Du cinéma à la tour de bureaux

Il n’y a pas qu’à Hollywood que le besoin de normaliser les handicaps se fait sentir. L’expérience de Mme Blair sur le plateau de Dancing With the Stars démontre qu’il suffit de légères modifications pour que les personnes handicapées puissent faire comme tout le monde.

Lorsqu’il est question d’inclusion, Selma Blair explique que nous voulons tous que les autres soient plus gentils et un peu plus patients. Pour nombre de personnes handicapées comme elle, les matins peuvent être plus difficiles, dit-elle, puisqu’il leur faut plus de temps pour se lever, s’habiller et se rendre au travail. « Peut-être pourrions-nous être plus souples et autoriser les personnes handicapées à arriver un peu plus tard au travail, si nécessaire. » Les personnes handicapées ne veulent pas constamment demander des mesures spéciales. C’est aux autres de remarquer ce besoin. « Il nous revient à tous, collectivement, de comprendre les handicaps, dit-elle. Les employeurs devraient demander à leurs employés handicapés s’ils ont besoin de commencer leur journée de travail plus tard ou d’autres mesures d’adaptation. Travailler demeure possible [pour les personnes handicapées]. Il faut juste faire les choses autrement. » Elle invite les employeurs à faire preuve d’ouverture d’esprit. « Ne soyez pas intimidés et ne croyez pas d’emblée que cette personne n’est pas apte à faire le travail. Voyez plutôt quelles mesures vous pourriez prendre pour qu’elle puisse le faire encore mieux. »

Alan & Selma Blair

Publié en mai 2022, le livre de Selma Blair – Mean Baby – relate son enfance et sa démarche vers la vérité avec humour et émotion. Elle y révèle avoir développé un problème d’alcool à un très jeune âge, et aussi que son diagnostic l’a aidée à comprendre pourquoi elle buvait et adoptait certains comportements nocifs. « Je tenais à faire connaître mon histoire aux gens qui, comme je l’étais, se sentent stigmatisés, explique-t-elle. C’est ce sentiment de honte et de stigmatisation qui m’empêchait d’avancer. » Elle espère que son livre permettra d’ouvrir le dialogue et motivera d’autres personnes à faire connaître leur réalité sans honte.

Selma Blair demeure engagée à s’exprimer pour normaliser les handicaps. « Je vais continuer de poser les questions que personne n’ose poser.
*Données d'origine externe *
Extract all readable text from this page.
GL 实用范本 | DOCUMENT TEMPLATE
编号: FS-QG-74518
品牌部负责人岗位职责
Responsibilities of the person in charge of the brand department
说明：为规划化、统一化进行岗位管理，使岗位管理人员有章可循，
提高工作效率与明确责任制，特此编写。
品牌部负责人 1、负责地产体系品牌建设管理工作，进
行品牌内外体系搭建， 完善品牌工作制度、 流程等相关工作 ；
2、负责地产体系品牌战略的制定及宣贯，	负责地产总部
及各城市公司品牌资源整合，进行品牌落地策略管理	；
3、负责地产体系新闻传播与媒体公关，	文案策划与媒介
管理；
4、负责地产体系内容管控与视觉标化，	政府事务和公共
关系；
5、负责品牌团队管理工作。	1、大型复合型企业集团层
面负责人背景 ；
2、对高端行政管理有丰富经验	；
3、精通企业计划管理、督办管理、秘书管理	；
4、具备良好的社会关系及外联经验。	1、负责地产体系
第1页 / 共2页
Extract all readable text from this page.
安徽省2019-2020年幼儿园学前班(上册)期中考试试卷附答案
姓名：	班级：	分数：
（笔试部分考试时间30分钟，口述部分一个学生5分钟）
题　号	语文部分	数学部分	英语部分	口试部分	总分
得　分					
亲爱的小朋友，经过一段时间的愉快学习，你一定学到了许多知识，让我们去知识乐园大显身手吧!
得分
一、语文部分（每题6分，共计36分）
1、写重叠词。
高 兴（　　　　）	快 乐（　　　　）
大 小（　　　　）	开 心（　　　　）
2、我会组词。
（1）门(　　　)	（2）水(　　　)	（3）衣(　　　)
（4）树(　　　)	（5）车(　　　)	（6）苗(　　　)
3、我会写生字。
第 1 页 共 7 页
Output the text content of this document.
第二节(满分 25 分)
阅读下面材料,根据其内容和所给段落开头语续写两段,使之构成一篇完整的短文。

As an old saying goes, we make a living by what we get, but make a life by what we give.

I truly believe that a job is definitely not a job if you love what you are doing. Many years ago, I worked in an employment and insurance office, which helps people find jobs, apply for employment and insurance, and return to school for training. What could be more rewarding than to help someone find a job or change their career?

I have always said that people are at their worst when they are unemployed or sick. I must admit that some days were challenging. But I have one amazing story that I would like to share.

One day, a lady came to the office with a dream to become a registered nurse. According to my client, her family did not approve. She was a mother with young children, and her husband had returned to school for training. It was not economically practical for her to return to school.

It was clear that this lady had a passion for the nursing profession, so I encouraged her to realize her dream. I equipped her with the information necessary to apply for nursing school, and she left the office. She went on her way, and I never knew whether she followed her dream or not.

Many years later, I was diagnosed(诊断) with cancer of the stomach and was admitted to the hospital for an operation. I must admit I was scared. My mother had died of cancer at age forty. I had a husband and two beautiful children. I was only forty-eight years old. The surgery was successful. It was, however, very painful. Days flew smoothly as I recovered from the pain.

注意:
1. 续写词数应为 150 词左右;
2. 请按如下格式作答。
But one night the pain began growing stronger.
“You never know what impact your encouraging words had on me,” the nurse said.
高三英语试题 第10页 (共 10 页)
Je ne crains pas le ridicule, ni qu’on annule mes contrats, si c’est pour le bien commun et que mes actions permettent de faire avancer les discussions. Je le fais sans arrière-pensée. »

Raconter mon parcours, avoir des conversations malaisantes, faire de la sensibilisation et promouvoir l’ouverture d’esprit au travail et dans la société : tout cela permet de créer un monde plus inclusif et accessible où chacun a les mêmes chances d’exploiter son potentiel.